Flashback tradutor Espanhol

136 parallel translation
Korkma. Sadece geçmişe dönüyoruz.
- Tranquila, es un flashback.
pera'nın boğmaya başlaması ( geçmişe dönüşün sonu ) ilk cinayet bir amatör tarafından işlenmiş olmalı.
Cómo empezó Pera a estrangular ( Final del flashback ) El primer asesinato podía haber sido obra de un aficionado.
Hayatım gözlerimin önünden geçiyor.
Parece un flashback de toda mi vida.
- Flashback'inde gördüm. Sen ve Grant birlikte olmak için yaratılmışsınız.
Lo vi en tu "flashback" Tú y Grant deben estar juntos.
Birden gözümün önüne Village People geldi.
Acabo de tener un flashback de Village People.
Bu seferki anı sahnen çok uzun sürdü.
Has tenido un flashback muy largo.
Yasal olamaz. Kendisine Rahip Flasback diyen çıplak bir adam tarafından jakuzide evlendirildin...

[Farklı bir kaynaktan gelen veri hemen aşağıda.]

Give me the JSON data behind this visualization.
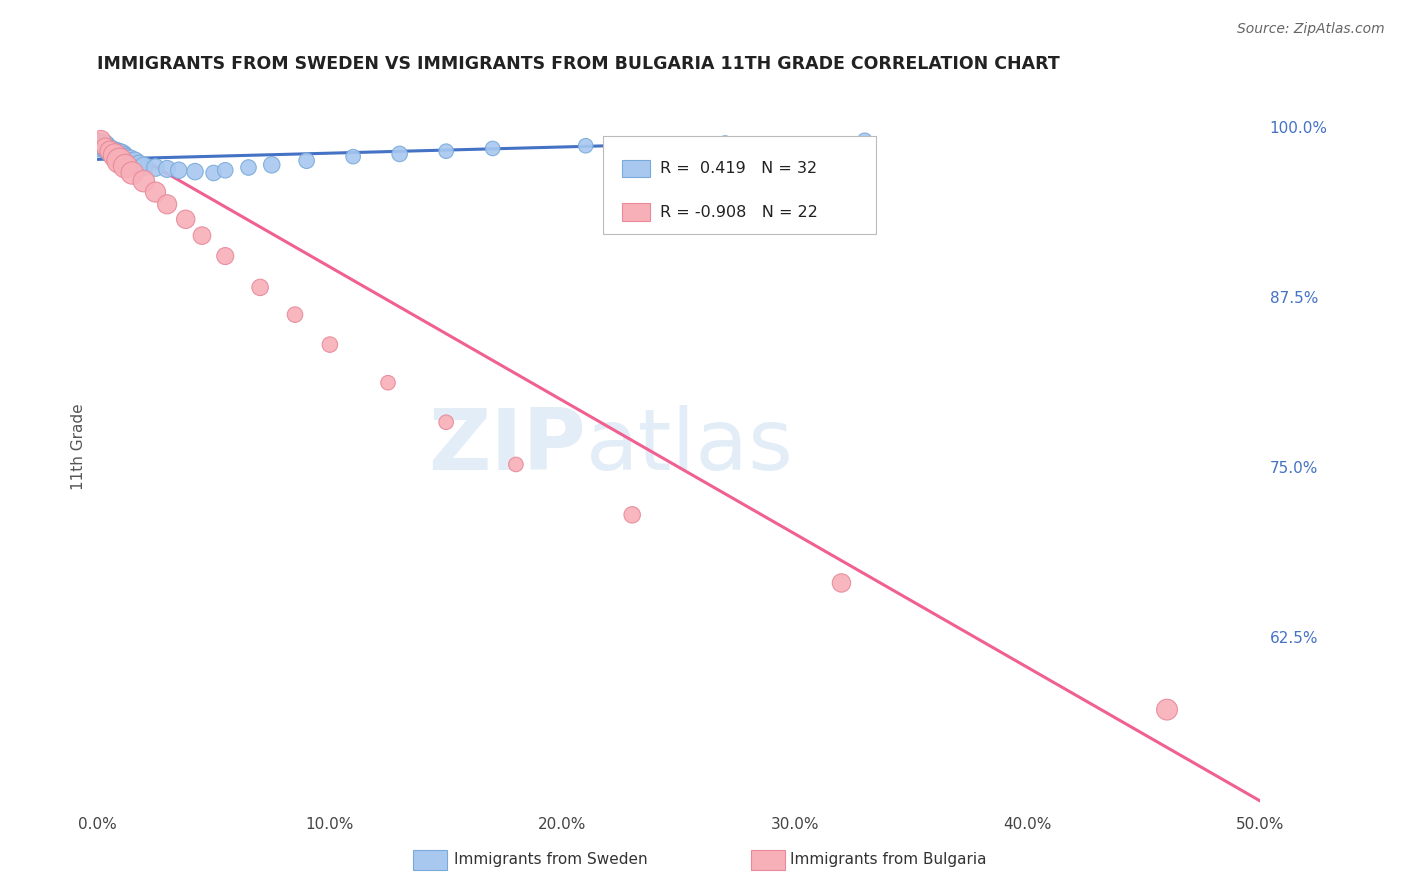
{
  "title": "IMMIGRANTS FROM SWEDEN VS IMMIGRANTS FROM BULGARIA 11TH GRADE CORRELATION CHART",
  "source": "Source: ZipAtlas.com",
  "ylabel": "11th Grade",
  "xlim": [
    0.0,
    50.0
  ],
  "ylim": [
    0.5,
    1.03
  ],
  "yticks_right": [
    0.625,
    0.75,
    0.875,
    1.0
  ],
  "ytick_right_labels": [
    "62.5%",
    "75.0%",
    "87.5%",
    "100.0%"
  ],
  "xticks": [
    0.0,
    10.0,
    20.0,
    30.0,
    40.0,
    50.0
  ],
  "xtick_labels": [
    "0.0%",
    "10.0%",
    "20.0%",
    "30.0%",
    "40.0%",
    "50.0%"
  ],
  "sweden_R": 0.419,
  "sweden_N": 32,
  "bulgaria_R": -0.908,
  "bulgaria_N": 22,
  "sweden_color": "#a8c8f0",
  "sweden_edge": "#7aaad8",
  "bulgaria_color": "#f8b0b8",
  "bulgaria_edge": "#e88898",
  "trend_sweden_color": "#4472c4",
  "trend_bulgaria_color": "#f06090",
  "legend_R_sweden": "R =  0.419",
  "legend_N_sweden": "N = 32",
  "legend_R_bulgaria": "R = -0.908",
  "legend_N_bulgaria": "N = 22",
  "legend_label_sweden": "Immigrants from Sweden",
  "legend_label_bulgaria": "Immigrants from Bulgaria",
  "watermark_zip": "ZIP",
  "watermark_atlas": "atlas",
  "background_color": "#ffffff",
  "grid_color": "#dddddd",
  "sweden_x": [
    0.1,
    0.2,
    0.3,
    0.4,
    0.5,
    0.6,
    0.7,
    0.8,
    0.9,
    1.0,
    1.1,
    1.2,
    1.4,
    1.6,
    1.8,
    2.0,
    2.5,
    3.0,
    3.5,
    4.2,
    5.0,
    5.5,
    6.5,
    7.5,
    9.0,
    11.0,
    13.0,
    15.0,
    17.0,
    21.0,
    27.0,
    33.0
  ],
  "sweden_y": [
    0.985,
    0.988,
    0.986,
    0.984,
    0.982,
    0.983,
    0.981,
    0.98,
    0.979,
    0.978,
    0.977,
    0.976,
    0.975,
    0.974,
    0.972,
    0.971,
    0.97,
    0.969,
    0.968,
    0.967,
    0.966,
    0.968,
    0.97,
    0.972,
    0.975,
    0.978,
    0.98,
    0.982,
    0.984,
    0.986,
    0.988,
    0.99
  ],
  "sweden_sizes": [
    40,
    35,
    50,
    45,
    40,
    38,
    42,
    55,
    60,
    65,
    55,
    50,
    48,
    42,
    38,
    35,
    32,
    30,
    28,
    28,
    25,
    25,
    25,
    28,
    25,
    22,
    25,
    22,
    22,
    22,
    22,
    22
  ],
  "bulgaria_x": [
    0.15,
    0.35,
    0.55,
    0.75,
    0.95,
    1.2,
    1.5,
    2.0,
    2.5,
    3.0,
    3.8,
    4.5,
    5.5,
    7.0,
    8.5,
    10.0,
    12.5,
    15.0,
    18.0,
    23.0,
    32.0,
    46.0
  ],
  "bulgaria_y": [
    0.99,
    0.985,
    0.982,
    0.979,
    0.975,
    0.971,
    0.966,
    0.96,
    0.952,
    0.943,
    0.932,
    0.92,
    0.905,
    0.882,
    0.862,
    0.84,
    0.812,
    0.783,
    0.752,
    0.715,
    0.665,
    0.572
  ],
  "bulgaria_sizes": [
    40,
    35,
    42,
    55,
    65,
    58,
    52,
    48,
    42,
    38,
    35,
    32,
    30,
    28,
    25,
    25,
    22,
    22,
    22,
    28,
    35,
    45
  ],
  "trend_sweden_x0": 0.0,
  "trend_sweden_x1": 33.0,
  "trend_sweden_y0": 0.976,
  "trend_sweden_y1": 0.991,
  "trend_bulgaria_x0": 0.0,
  "trend_bulgaria_x1": 50.0,
  "trend_bulgaria_y0": 0.995,
  "trend_bulgaria_y1": 0.505
}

Los casó un streapper en una tina de agua caliente Que se hacía llamar reverendo Flashback.
Rahip Flashback sadece yasal değil ayrıca Forbes'ın seçtiği en zengin 500 vaiz içinde Papa'yla Dionne Warwick'in arasında.

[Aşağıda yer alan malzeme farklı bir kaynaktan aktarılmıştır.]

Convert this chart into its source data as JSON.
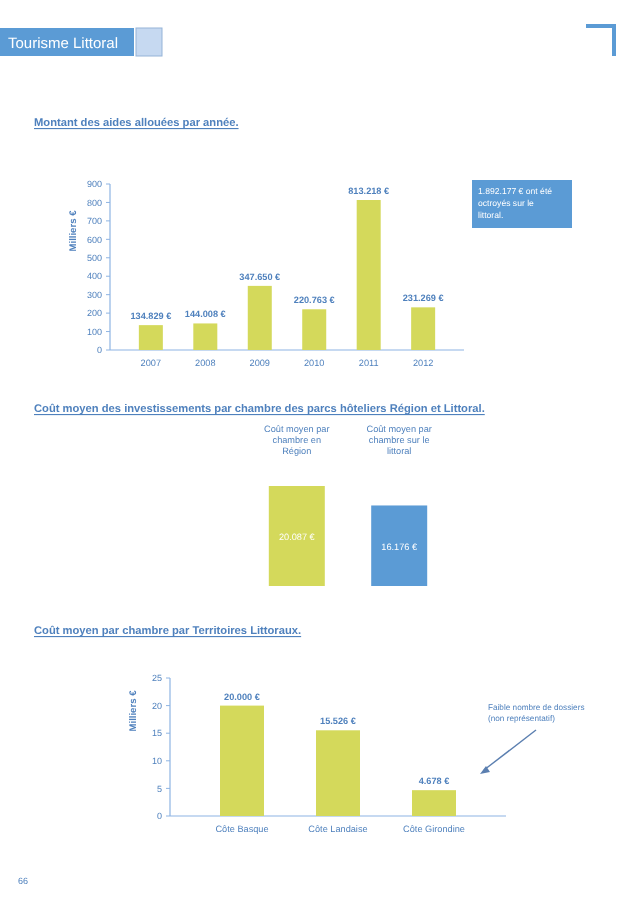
{
  "chart_data": [
    {
      "type": "bar",
      "title": "Montant des aides allouées par année.",
      "subtitle": "Tourisme Littoral",
      "ylabel": "Milliers €",
      "categories": [
        "2007",
        "2008",
        "2009",
        "2010",
        "2011",
        "2012"
      ],
      "values": [
        134.829,
        144.008,
        347.65,
        220.763,
        813.218,
        231.269
      ],
      "value_labels": [
        "134.829 €",
        "144.008 €",
        "347.650 €",
        "220.763 €",
        "813.218 €",
        "231.269 €"
      ],
      "color": "#d4d95b",
      "ylim": [
        0,
        900
      ],
      "yticks": [
        0,
        100,
        200,
        300,
        400,
        500,
        600,
        700,
        800,
        900
      ],
      "annotations": [
        "1.892.177 € ont été octroyés sur le littoral."
      ]
    },
    {
      "type": "bar",
      "title": "Coût moyen des investissements par chambre des parcs hôteliers Région et Littoral.",
      "categories": [
        "Coût moyen par chambre en Région",
        "Coût moyen par chambre sur le littoral"
      ],
      "values": [
        20.087,
        16.176
      ],
      "value_labels": [
        "20.087 €",
        "16.176 €"
      ],
      "colors": [
        "#d4d95b",
        "#5b9bd5"
      ],
      "tick_labels": "x"
    },
    {
      "type": "bar",
      "title": "Coût moyen par chambre par Territoires Littoraux.",
      "ylabel": "Milliers €",
      "categories": [
        "Côte Basque",
        "Côte Landaise",
        "Côte Girondine"
      ],
      "values": [
        20,
        15.526,
        4.678
      ],
      "value_labels": [
        "20.000 €",
        "15.526 €",
        "4.678 €"
      ],
      "color": "#d4d95b",
      "ylim": [
        0,
        25
      ],
      "yticks": [
        0,
        5,
        10,
        15,
        20,
        25
      ],
      "annotations": [
        "Faible nombre de dossiers (non représentatif)",
        "66"
      ]
    }
  ]
}
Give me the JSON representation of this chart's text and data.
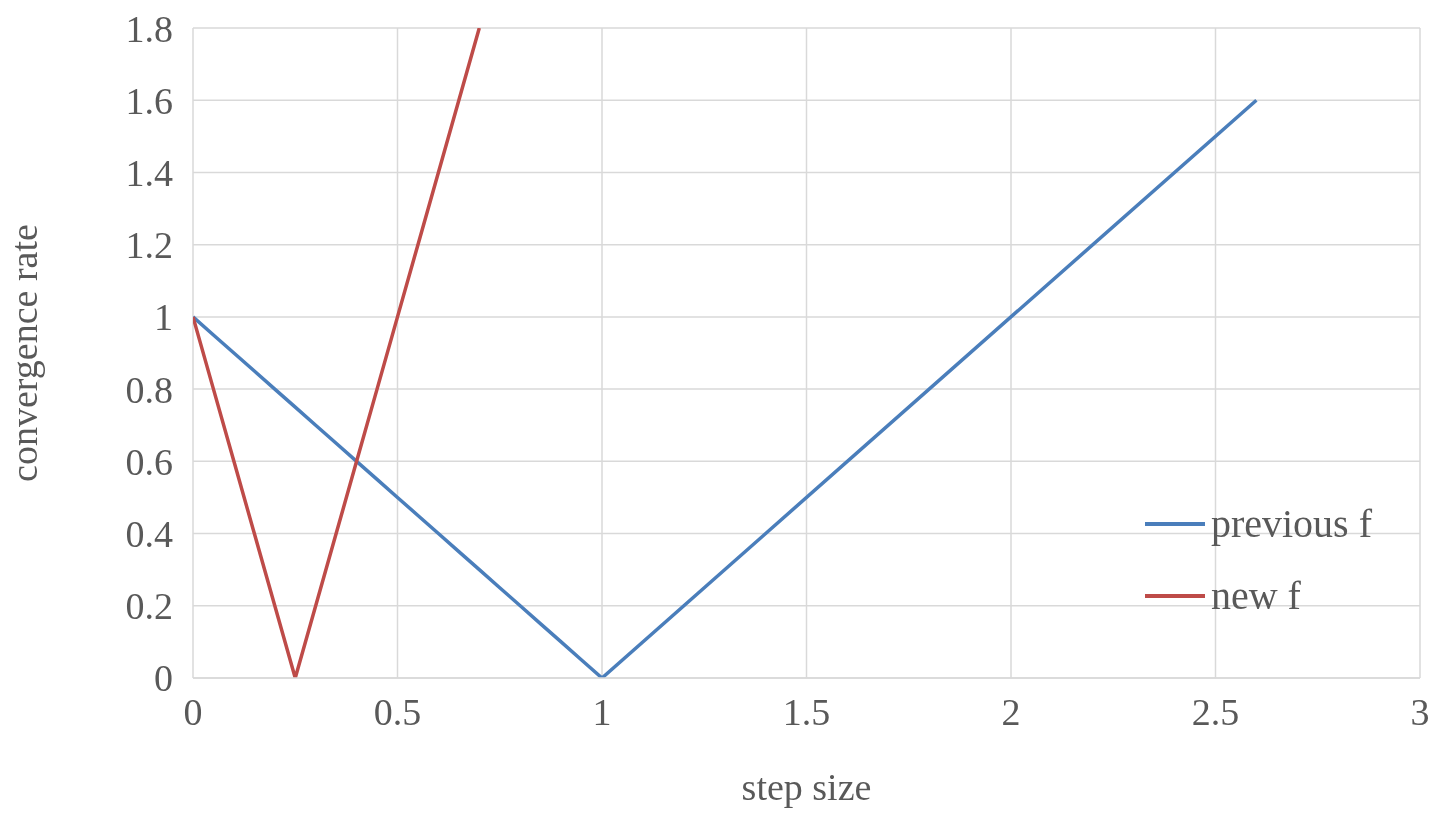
{
  "chart_data": {
    "type": "line",
    "xlabel": "step size",
    "ylabel": "convergence rate",
    "xlim": [
      0,
      3
    ],
    "xticks": [
      0,
      0.5,
      1,
      1.5,
      2,
      2.5,
      3
    ],
    "ylim": [
      0,
      1.8
    ],
    "yticks": [
      0,
      0.2,
      0.4,
      0.6,
      0.8,
      1,
      1.2,
      1.4,
      1.6,
      1.8
    ],
    "grid": true,
    "legend": "bottom right",
    "marker": "none",
    "line_style": "solid",
    "series": [
      {
        "name": "previous f",
        "color": "#4a7ebb",
        "x": [
          0,
          0.05,
          0.1,
          0.15,
          0.2,
          0.25,
          0.3,
          0.35,
          0.4,
          0.45,
          0.5,
          0.55,
          0.6,
          0.65,
          0.7,
          0.75,
          0.8,
          0.85,
          0.9,
          0.95,
          1,
          2.6
        ],
        "values": [
          1,
          0.95,
          0.9,
          0.85,
          0.8,
          0.75,
          0.7,
          0.65,
          0.6,
          0.55,
          0.5,
          0.45,
          0.4,
          0.35,
          0.3,
          0.25,
          0.2,
          0.15,
          0.1,
          0.05,
          0,
          1.6
        ]
      },
      {
        "name": "new f",
        "color": "#be4b48",
        "x": [
          0,
          0.05,
          0.1,
          0.15,
          0.2,
          0.25,
          0.3,
          0.35,
          0.4,
          0.45,
          0.5,
          0.55,
          0.6,
          0.65,
          0.7
        ],
        "values": [
          1,
          0.8,
          0.6,
          0.4,
          0.2,
          0,
          0.2,
          0.4,
          0.6,
          0.8,
          1,
          1.2,
          1.4,
          1.6,
          1.8
        ]
      }
    ]
  }
}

No sólo es legal el reverendo Flashback es ahora uno de los más ricos tele-evangelistas de Forbe entre el Papa y Dionne Warwick.
Rahip Flashback'in bir milyon doları var çünkü kiliseleri vergiden muaf.
Es muy sencillo. reverendo Flashback gana tanto porque las iglesias están exentas de impuestos.
Eğer Rahip Flashback'in kendi adına kilisesi var ve vergi ödemiyorsa bizim neden olmasın?
Si Flashback reverendo puede llamarse a sí mismo una iglesia y no pagar impuestos ¿ Por qué no podemos nosotros?
Bu görüntüler canını yakabilir.
Estos flashback pueden ser fatales.
Arasıra, asit tripleri falan...
Un flashback ocasional de ácido.
Bence bu büyük kollektif psikozlu kimyasal geriye dönüşler bütün bu ilaçlardan bütün ilaçlardan içilen, yutulan, burundan alınan, enjekte edilen ve rektal yolla 1960'tan 1990'a kadar bütün Amerikalılar tarafından alınan.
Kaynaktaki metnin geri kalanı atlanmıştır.